Thursday, 16 May 2013

Lichtenstein @ Tate

Lichtenstein @ Tate
Oops. A few days without any blog posts. So much for ten minutes per day with a photo.

I'll have to make do with a catchup post today, and it's another one from a gallery.

I first saw the famous Roy Lichtenstein 'Whaam!' picture many years ago when it was on display in what is now the Tate Britain. I think the gallery was still simply the original Tate Modern at the time.

I think the Tate owned Whaam! and along with a few other landmark modern pictures like the almost all red 'Eve' by Barnett Newman, some of the Mark Rothko's and even some of the Jackson Pollocks, it created some striking ways to observe art.

Then I saw a few more Lichtensteins in New York, probably at the Whitney. Something that doesn't always seem apparent from the pictures is the sheer size of some of the paintings.

artist studio + the dance
The artist studio pictures and the bedroom 'interior with water lilies' seemed massive and surprisingly intense the first time I saw them and indeed the Donald Duck picture hanging on the wall in the artist studio is pretty much a full size replica of the original painting.

Although Roy Lichtenstein is known for the comic style pop pictures, I found the hybrid ones of Picasso and other artists in Lichtenstein's style to be particularly interesting, along with the triptychs showing deconstruction of a picture through various stages.

The show at Tate Modern finishes at the end of the month, but is well worth a look, providing a unique assembly of Lichtenstein's work and a chance to step through the development of his style.
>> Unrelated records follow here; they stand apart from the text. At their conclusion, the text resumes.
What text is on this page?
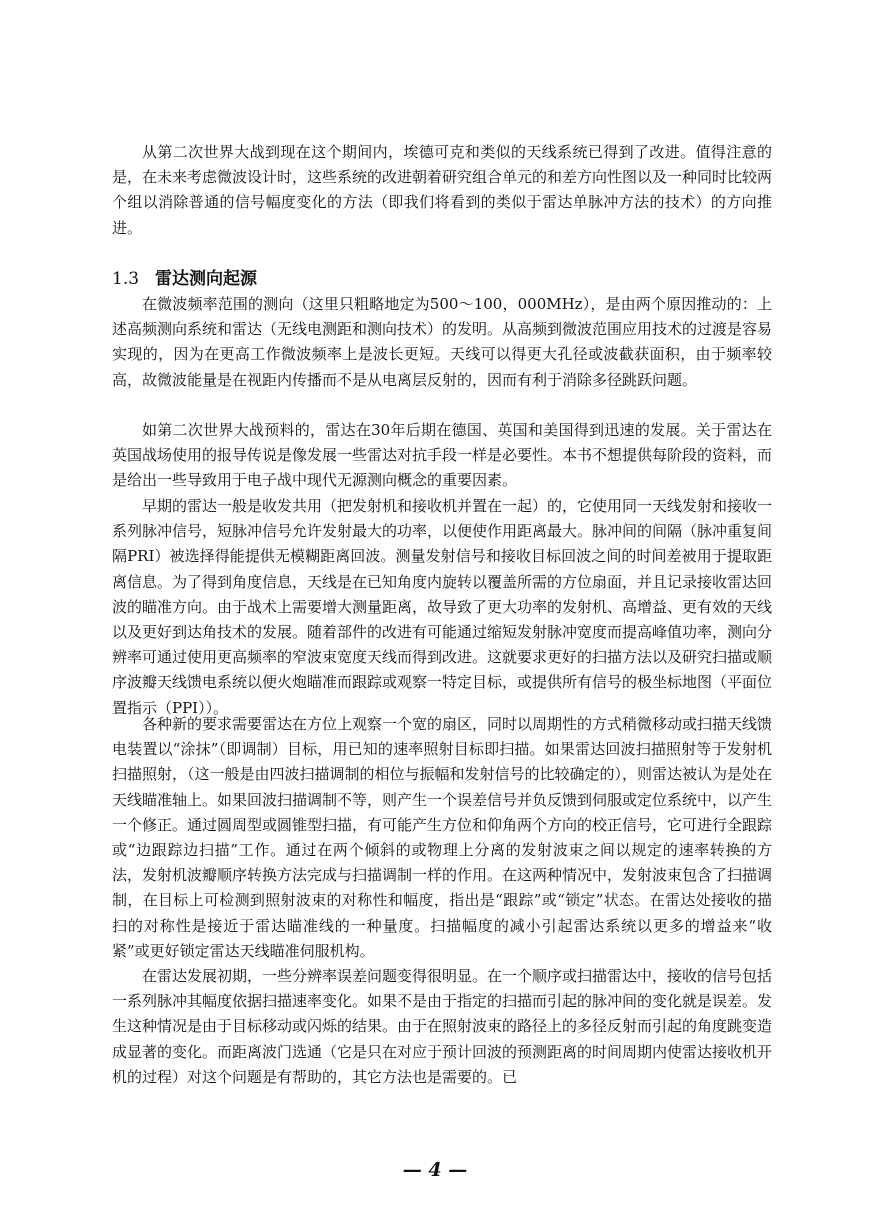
从第二次世界大战到现在这个期间内，埃德可克和类似的天线系统已得到了改进。值得注意的是，在未来考虑微波设计时，这些系统的改进朝着研究组合单元的和差方向性图以及一种同时比较两个组以消除普通的信号幅度变化的方法（即我们将看到的类似于雷达单脉冲方法的技术）的方向推进。

1.3 雷达测向起源

在微波频率范围的测向（这里只粗略地定为500～100，000MHz），是由两个原因推动的：上述高频测向系统和雷达（无线电测距和测向技术）的发明。从高频到微波范围应用技术的过渡是容易实现的，因为在更高工作微波频率上是波长更短。天线可以得更大孔径或波截获面积，由于频率较高，故微波能量是在视距内传播而不是从电离层反射的，因而有利于消除多径跳跃问题。

如第二次世界大战预料的，雷达在30年后期在德国、英国和美国得到迅速的发展。关于雷达在英国战场使用的报导传说是像发展一些雷达对抗手段一样是必要性。本书不想提供每阶段的资料，而是给出一些导致用于电子战中现代无源测向概念的重要因素。

早期的雷达一般是收发共用（把发射机和接收机并置在一起）的，它使用同一天线发射和接收一系列脉冲信号，短脉冲信号允许发射最大的功率，以便使作用距离最大。脉冲间的间隔（脉冲重复间隔PRI）被选择得能提供无模糊距离回波。测量发射信号和接收目标回波之间的时间差被用于提取距离信息。为了得到角度信息，天线是在已知角度内旋转以覆盖所需的方位扇面，并且记录接收雷达回波的瞄准方向。由于战术上需要增大测量距离，故导致了更大功率的发射机、高增益、更有效的天线以及更好到达角技术的发展。随着部件的改进有可能通过缩短发射脉冲宽度而提高峰值功率，测向分辨率可通过使用更高频率的窄波束宽度天线而得到改进。这就要求更好的扫描方法以及研究扫描或顺序波瓣天线馈电系统以便火炮瞄准而跟踪或观察一特定目标，或提供所有信号的极坐标地图（平面位置指示（PPI））。

各种新的要求需要雷达在方位上观察一个宽的扇区，同时以周期性的方式稍微移动或扫描天线馈电装置以“涂抹”（即调制）目标，用已知的速率照射目标即扫描。如果雷达回波扫描照射等于发射机扫描照射，（这一般是由四波扫描调制的相位与振幅和发射信号的比较确定的），则雷达被认为是处在天线瞄准轴上。如果回波扫描调制不等，则产生一个误差信号并负反馈到伺服或定位系统中，以产生一个修正。通过圆周型或圆锥型扫描，有可能产生方位和仰角两个方向的校正信号，它可进行全跟踪或“边跟踪边扫描”工作。通过在两个倾斜的或物理上分离的发射波束之间以规定的速率转换的方法，发射机波瓣顺序转换方法完成与扫描调制一样的作用。在这两种情况中，发射波束包含了扫描调制，在目标上可检测到照射波束的对称性和幅度，指出是“跟踪”或“锁定”状态。在雷达处接收的描扫的对称性是接近于雷达瞄准线的一种量度。扫描幅度的减小引起雷达系统以更多的增益来“收紧”或更好锁定雷达天线瞄准伺服机构。

在雷达发展初期，一些分辨率误差问题变得很明显。在一个顺序或扫描雷达中，接收的信号包括一系列脉冲其幅度依据扫描速率变化。如果不是由于指定的扫描而引起的脉冲间的变化就是误差。发生这种情况是由于目标移动或闪烁的结果。由于在照射波束的路径上的多径反射而引起的角度跳变造成显著的变化。而距离波门选通（它是只在对应于预计回波的预测距离的时间周期内使雷达接收机开机的过程）对这个问题是有帮助的，其它方法也是需要的。已

— 4 —
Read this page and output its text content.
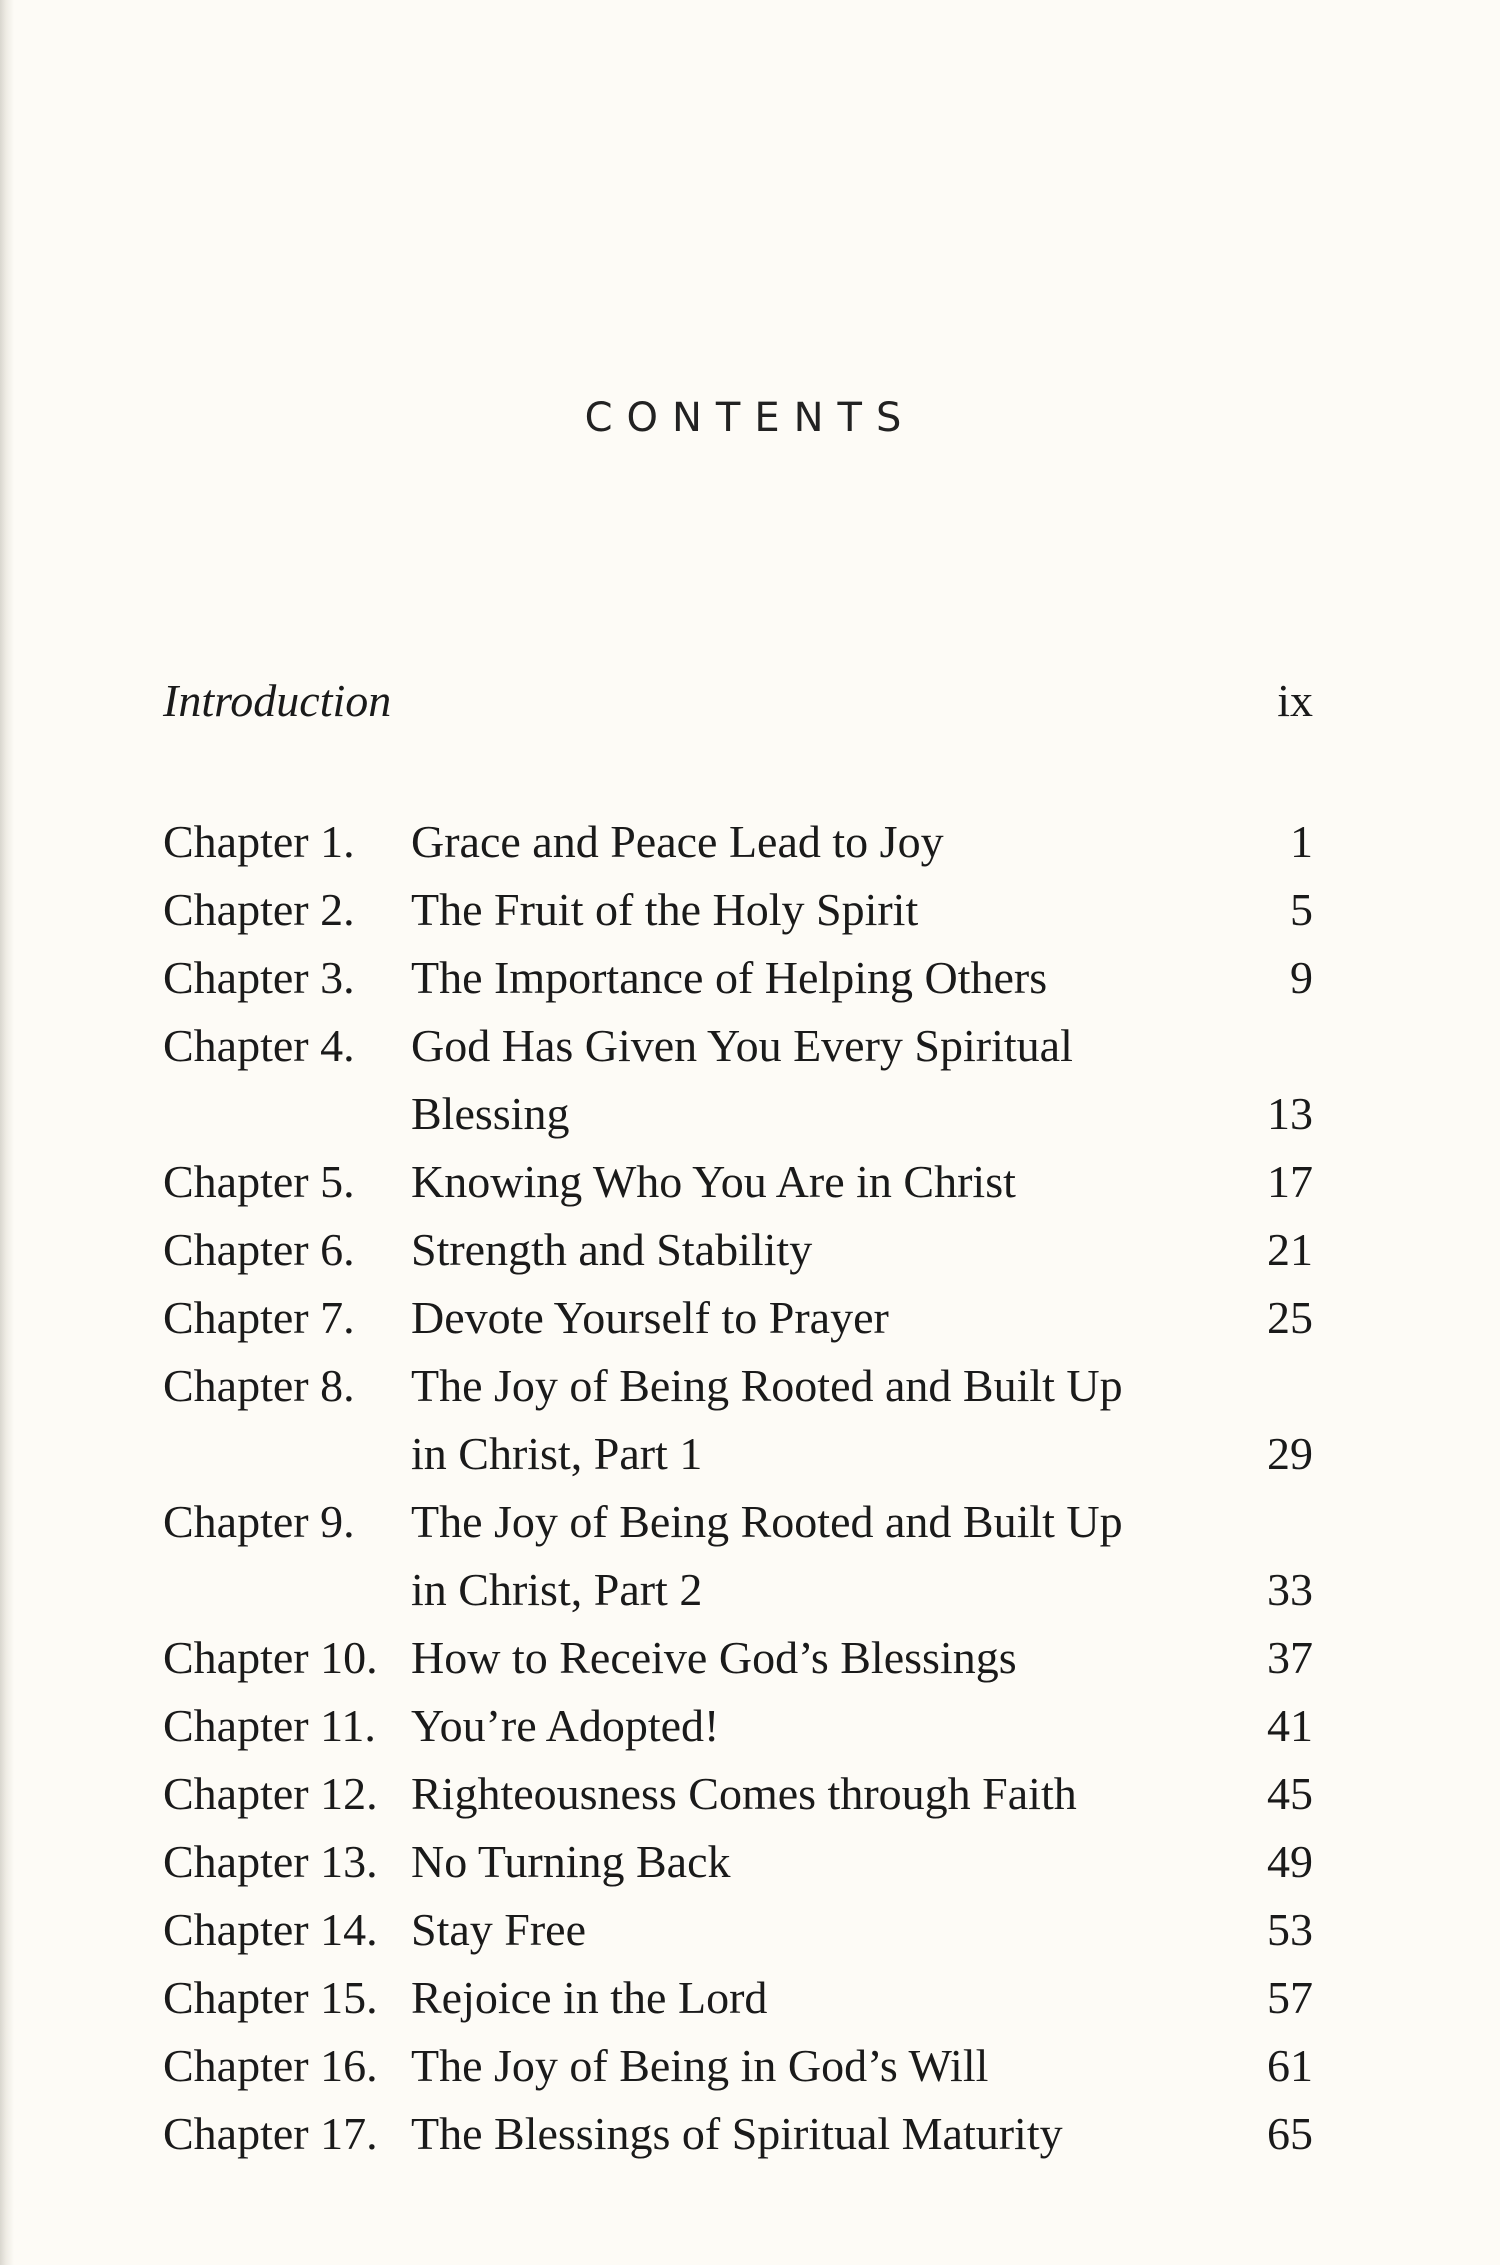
CONTENTS
Introduction	ix
Chapter 1. Grace and Peace Lead to Joy	1
Chapter 2. The Fruit of the Holy Spirit	5
Chapter 3. The Importance of Helping Others	9
Chapter 4. God Has Given You Every Spiritual
Blessing	13
Chapter 5. Knowing Who You Are in Christ	17
Chapter 6. Strength and Stability	21
Chapter 7. Devote Yourself to Prayer	25
Chapter 8. The Joy of Being Rooted and Built Up
in Christ, Part 1	29
Chapter 9. The Joy of Being Rooted and Built Up
in Christ, Part 2	33
Chapter 10. How to Receive God’s Blessings	37
Chapter 11. You’re Adopted!	41
Chapter 12. Righteousness Comes through Faith	45
Chapter 13. No Turning Back	49
Chapter 14. Stay Free	53
Chapter 15. Rejoice in the Lord	57
Chapter 16. The Joy of Being in God’s Will	61
Chapter 17. The Blessings of Spiritual Maturity	65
As he said: "I'm interested in what would normally be considered the worst aspects of commercial art. I think it's the tension between what seems to be so rigid and cliched and the fact that art really can't be this way."
Lichtenstein @ Tate


OldLady Of The Hills said...

This is a show that I would really like to see. I need to see a whole roomful or three of his work.....
I understand that Lichtenstein is considered one of the Greats of a certain period---And I see what a wonderful technician he is---BUT....I don't honestly understand why these comic book paintings are that much better than the 'originals'. i don't get it, at all. Maybe I am just dense.

rashbre said...

Naomi I agree it is a great debating point.

Lichtenstein is most known for the comic style painting, but I suppose I'm interested in how he carried the technique into other areas, like the variations of other artist work (van Gogh, Mondrian etc.) adapted to a Lichtenstein style.

He also had a humorous streak like that quote about his larger paintings along the lines of "In America the biggest is the best".